Parametric type: type stable getfield

Hi everyone,
I have a bit of trouble understanding what is going on and why I’m getting type instability (julia 0.7).

I create a parametric type of the form

mutable struct Point{T1<:Real}
    x::T1
    y::Int64
end

Now this is type stable:

p = Point(1,1)
@code_warntype p.x

while this isn’t:

p = Point(1.5,1)
@code_warntype p.x

In particular, why do I get that Union? I’m just getting started on 0.7 and, if I understood correctly I don’t have to worry too much about this union. Still, i’d like to understand what exactly is going on.

Thanks a lot :slight_smile:

Put things in functions for optimizations to properly kick in.

julia> f(p) = p.x
f (generic function with 1 method)

julia> @code_warntype f(p)
Body::Float64
1 1 ─ %1 = (Base.getfield)(p, :x)::Float64                                                                                   │╻ getproperty
  └──      return %1     

The reason it infers when all fields are the same type is, well, all fields are the same type.

2 Likes

Cool, but why does that not work if not in a function? Should’t the compiler know the type of p.x anyway?

p.x is the same as getproperty(p, :x) so what happens in your case is similar to:

julia> f(p, s) = getproperty(p, s)
f (generic function with 2 methods)

julia> @code_warntype f(p, :x)
Body::Union{Float64, Int64}
1 1 ─ %1 = (Base.getfield)(p, s)::Union{Float64, Int64}                                                                      │╻ getproperty
  └──      return %1                                                                                                         │

In other words, the .x is not considered a constant from the way you use the macro.

In fact, we can see what the macro expands to:

julia> @macroexpand @code_warntype p.x
:((InteractiveUtils.code_warntype)(getproperty, (Base.typesof)(p, :x)))

and

julia> (Base.typesof)(p, :x)
Tuple{Point{Float64},Symbol}

so we end up calling

julia> code_warntype(getproperty, Tuple{Point{Float64},Symbol})
Body::Union{Float64, Int64}
18 1 ─ %1 = (Base.getfield)(x, f)::Union{Float64, Int64}                                                                                  │
   └──      return %1    

where it is clear that the “constness” of .x is lost.

2 Likes

Great, that explains it. Thanks a lot.

I also encounter a similar problem if I want to define my own “get” for a 2 layered nested structure. My question is does this kind of code warn type has an implication for performance? In other word, it is fine not make my own get function type stable.

It can have an impact on performance, yes. Regarding your specific problem, a bit more information would help.

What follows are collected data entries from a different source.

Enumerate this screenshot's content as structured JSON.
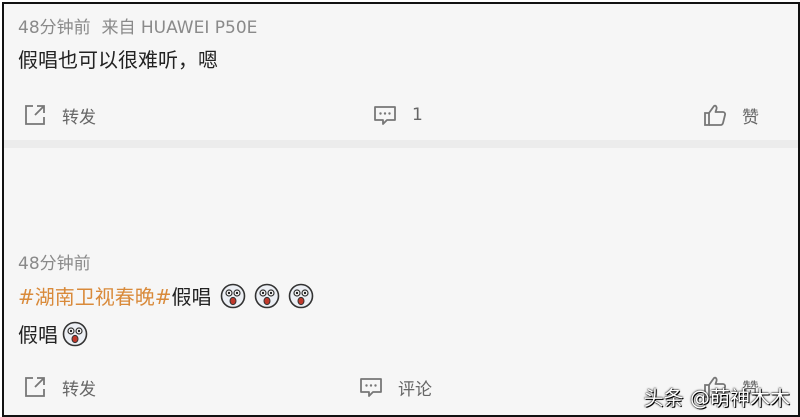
{
  "posts": [
    {
      "time": "48分钟前",
      "source": "来自 HUAWEI P50E",
      "text": "假唱也可以很难听，嗯",
      "actions": {
        "repost": "转发",
        "comment": "1",
        "like": "赞"
      }
    },
    {
      "time": "48分钟前",
      "hashtag": "#湖南卫视春晚#",
      "text_after_tag": "假唱",
      "line2": "假唱",
      "emoji_name": "shocked-face-emoji",
      "actions": {
        "repost": "转发",
        "comment": "评论",
        "like": "赞"
      }
    }
  ],
  "watermark": "头条 @萌神木木",
  "colors": {
    "hashtag": "#d98a3a",
    "meta": "#8a8a8a",
    "background": "#f6f6f6"
  }
}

Hi, here is what I am trying to do

abstract type AbstractParticleProperties end

mutable struct Particle{N, S, T}
   properties::ParticleProperties{N, T}
   states::ParticleStates{S, T}
end

mutable struct ParticleProperties{N <:Int, T <:Real}  <:AbstractParticleProperties
   id::N
   mass::T  
  #More fields ...
end

mutable struct ParticleStates{S <:Int, T <:Real} 
   x::SVector{S, T}
   f::SVector{S, T}
 #More fields...
end

In my code I typically need to access kind or id of a particle (an instance of Particle). Originally, my desire was that I don’t want to always write particle.properties.(some field in particle properties). So I implement sth like

function get_properties_field(particle::Particle{N, S, T}, s::Symbol) where {N, S, T}
    getfield(getfield(particle, properties), s)
end

which I discovered that it is not typed stable. After reading what you have described, I implements sth like this instead

function id(particle::Particle{N, S, T}) where {N, S, T}
    particle.properties.id
end

When I measure the performance, it turns out that the second version performance a lot better :slight_smile: . However, this means that I have to write sth like this for every fields in the ParticleProperties. Moreover, every time that I want
create a subtype of AbstractParticleProperties with a different field, says electric charge. I have to implement sth like above again. Is there a nice way work around this? Alternatively, I don’t have to think about this problem just use p.properties.(whatever). Hopefully, this clarify up my question above.